An open-source NLP tool, MedCAT, was integrated into an automated pipeline, and used to extract structured, retrospective diagnostic data from semi-structured neurology clinic letters in Greater Manchester, United Kingdom, between 1 January 2018 and 1 November 2024.
Successfully extracted diagnostic data were coded and linked to sociodemographic data for 125,273 unique neurology outpatients from a large UK conurbation. Headache (16.1%, n=26631) and epilepsy (14.3%, n=24880) were the commonest diagnoses made. Females residing in areas of highest social deprivation (IMD1) were more likely to be diagnosed with functional neurological disorder (ASRR[95% CI]: 1.78[1.73-1.83]) and headache (ASRR 95% CI]: 1.64[1.61-1.68] or if male with epilepsy (ASRR[95% CI]: 1.36[1.32-1.39]). In demyelinating conditions, females from lower social deprivation (IMD5) were seen in neurology clinics more (ASRR[95% CI]: 1.34[1.23-1.45]). Ethnicity was not recorded for 16.5% (n=17523), but people of Asian, Black and Mixed ethnicities had a lower likelihood of a neurology clinic compared to White people.

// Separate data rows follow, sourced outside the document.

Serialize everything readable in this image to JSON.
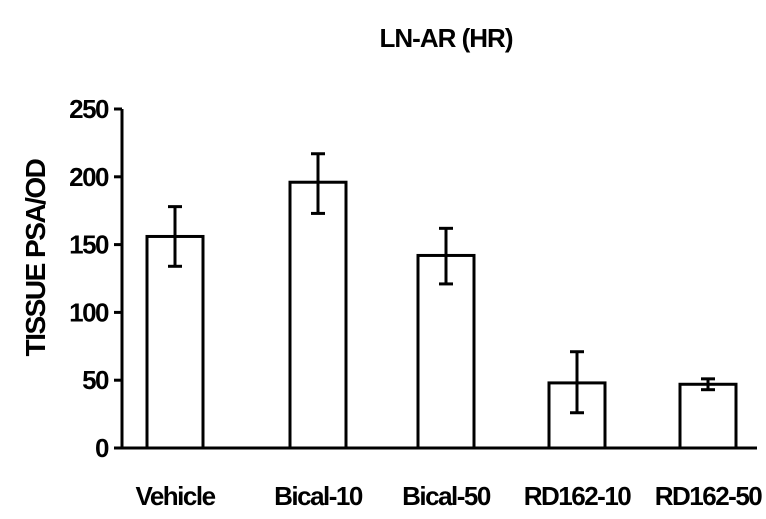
{
  "chart_data": {
    "type": "bar",
    "title": "LN-AR (HR)",
    "xlabel": "",
    "ylabel": "TISSUE PSA/OD",
    "ylim": [
      0,
      250
    ],
    "yticks": [
      0,
      50,
      100,
      150,
      200,
      250
    ],
    "grid": false,
    "categories": [
      "Vehicle",
      "Bical-10",
      "Bical-50",
      "RD162-10",
      "RD162-50"
    ],
    "values": [
      156,
      196,
      142,
      48,
      47
    ],
    "error_low": [
      134,
      173,
      121,
      26,
      43
    ],
    "error_high": [
      178,
      217,
      162,
      71,
      51
    ],
    "bar_fill": "#ffffff",
    "bar_stroke": "#000000"
  }
}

Machine learning pipelines can be used to perform automated structural coding of outpatient data. For predominantly clinic-based specialities such as neurology this can be used to: identify diagnostic patient groups and explore potential health disparities. Such rich data, not currently available to decision makers, could support service planning, resource allocation and population health research.